Braver Than IPosted: November 13, 2012
When I’m alone, or with my immediate family, or with very close (and equally silly) friends, I can be myself. But I am reserved and downright shy when out of my comfort zone. I like to blend in amongst a crowd of strangers. And it seems as if my son has inherited this shyness from me. Even with people that he knows, he sometimes struggles with answering the simplest of questions.
When my son won a recent art contest, we received admittance to a black tie gala benefitting the Cystic Fibrosis Foundation. At first, I was ecstatic. As I rattled off all of the details to my husband, it felt like we were Cinderella and family.
The elation lasted until reality set in. My husband didn’t own a black suit. I didn’t own a formal gown. My children had only “church clothes” at best: khakis and polo shirts. When checking the website for confirmation of appropriate attire, I noticed that the gala was attended by the city’s “most prominent professional and social leaders.” My throat constricted. Our living room got hotter. I wasn’t sure we could do this.
The next day, I got a message on Facebook from a friend. She asked about the gala and asked if we would definitely be attending. Nervously, I confirmed that we would be there, and she didn’t hesitate to purchase tickets for her family to attend. They were familiar with black tie events. They had the attire. They knew how the evening would proceed. They had the financial resources. They would be at our table, at our sides, giving us the support we would need.
So I dug through our closets. I had shoes from our wedding. My husband had pants, a dress shirt, and a tie. My oldest son had black dress shoes. My youngest son had a tie. I borrowed a dress and jewelry from my mother-in-law. And thanks to a good sale at Kohl’s, we were able to purchase what we lacked. I knew we weren’t going to be on the best-dressed list, but I hoped that we would blend in enough to satisfy my comfort zone.
When we arrived to the event, there were men in tuxedos and snappy black suits. There were women in flowing, sparkling gowns. And yet, I didn’t feel out of place. Our boys got a lot of attention. Men and women alike were giving my oldest son high-fives and making comments on how handsome he looked. Our baby boy got lots of “awws” in his Mickey Mouse hand-me-down tie. I started to feel at ease. Like we were supposed to be there, and like we were catching a glimpse at how the other half lives at the same time.

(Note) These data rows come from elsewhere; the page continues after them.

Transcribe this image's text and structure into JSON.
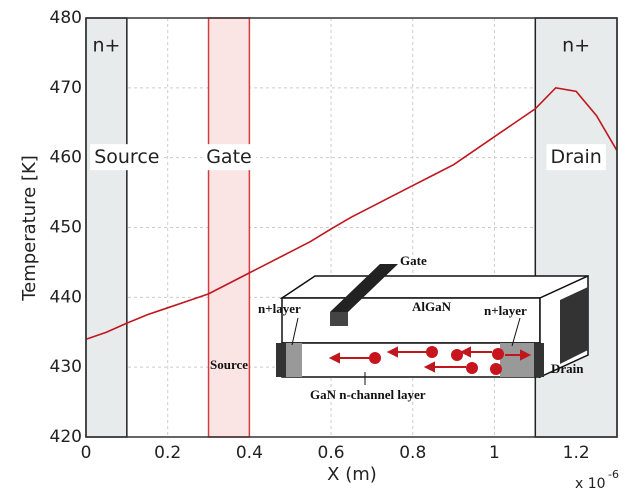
{
  "chart_data": {
    "type": "line",
    "xlabel": "X (m)",
    "ylabel": "Temperature [K]",
    "x_multiplier": "x 10",
    "x_multiplier_exp": "-6",
    "x": [
      0,
      0.05,
      0.1,
      0.15,
      0.2,
      0.25,
      0.3,
      0.35,
      0.4,
      0.45,
      0.5,
      0.55,
      0.6,
      0.65,
      0.7,
      0.75,
      0.8,
      0.85,
      0.9,
      0.95,
      1.0,
      1.05,
      1.1,
      1.15,
      1.2,
      1.25,
      1.3
    ],
    "series": [
      {
        "color": "#c0161e",
        "values": [
          434,
          435,
          436.3,
          437.5,
          438.5,
          439.5,
          440.5,
          442,
          443.5,
          445,
          446.5,
          448,
          449.8,
          451.5,
          453,
          454.5,
          456,
          457.5,
          459,
          461,
          463,
          465,
          467,
          470,
          469.5,
          466,
          461
        ]
      }
    ],
    "xlim": [
      0,
      1.3
    ],
    "xticks": [
      0,
      0.2,
      0.4,
      0.6,
      0.8,
      1,
      1.2
    ],
    "ylim": [
      420,
      480
    ],
    "yticks": [
      420,
      430,
      440,
      450,
      460,
      470,
      480
    ],
    "grid": true,
    "regions": [
      {
        "label": "n+",
        "x": [
          0,
          0.1
        ],
        "fill": "#e8ebeb",
        "stroke": "#222"
      },
      {
        "x": [
          0.3,
          0.4
        ],
        "fill": "#fbe4e4",
        "stroke": "#d23c3c"
      },
      {
        "label": "n+",
        "x": [
          1.1,
          1.3
        ],
        "fill": "#e8ebeb",
        "stroke": "#222"
      }
    ],
    "region_labels": [
      {
        "text": "Source",
        "x": 0.1
      },
      {
        "text": "Gate",
        "x": 0.35
      },
      {
        "text": "Drain",
        "x": 1.2
      }
    ],
    "region_label_y": 460,
    "inset_labels": {
      "gate": "Gate",
      "algan": "AlGaN",
      "nplus_left": "n+layer",
      "nplus_right": "n+layer",
      "source": "Source",
      "drain": "Drain",
      "channel": "GaN n-channel layer"
    }
  }
}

As we sat at the table for dinner, our children joked and laughed. My friend asked our son if he had prepared a speech for when he goes on stage to talk about his artwork. And suddenly, all of my panicking returned. I had been so worried about our appearances and blending in, that I had failed to help my son, the only one of us who was truly going to be on display.
“We’ll just wing it,” I said, nodding confidently at my son, despite all of the “you’re a terrible mother!” alarms going off in my head.
My friend offered my son her expertise. “You need to get up there and say, ‘I made this artwork to help my brother who has CF. It’s worth MILLIONS. I need you to open your pocketbooks, and DIG AS DEEP AS YOU POSSIBLY CAN.”
We all laughed. It was a great speech, and I was kicking myself for not thinking of something so clever to help him.
When the MC called my son to the stage, he jumped out of his seat and marched straight to the stage. He was on a mission. I could see a twinge of nervousness in his face, but there was enough determination there that I knew he was going to do it. He was going to stand in front of all of those well-dressed people and speak. I stood next to the stage with my husband, holding our baby boy in my arms. My son climbed up the step stool at the podium. From the front, one could see only his little blue eyes and forehead. The MC asked him to step down and stand next to his artwork instead. He asked my son to tell everyone a little bit about his artwork. My son was quiet. Although I could see him collecting his thoughts, none of them were making their way out.
“Dig deep!” my friend whispered loudly from the audience.
My son looked at her. Then he looked over at us. And then quietly but clearly he said, “My brother painted the green grass, and then I drew the flowers and painted them. And that’s all I remember.” Everyone chuckled at his cuteness. It was the perfect speech. Not rehearsed, not embellished. A simple response that was all his own.
The auctioneer started the bidding, and he was quickly on a roll. My son watched as the hands went up around the room. $500. $550. $600. $700. $800. $900.
“I should keep you up here all night!” the auctioneer said to my son.
My son replied, “I don’t know if I could stay up here all night. I might get tired.”
More chuckles from the crowd. $1,000. $1,100. $1,200. Going once. Going twice. My son’s artwork was sold to a gentleman in the front for $1,200.
Now that everything is back to normal in our cozy little home, there are no more anxieties. I left all of those at the gala, and I returned home with more pride in my son than I’ve ever felt, more thankfulness in the generosity of people like our friends, and an internal acknowledgement that my six-year-old son was braver that night than I have ever been.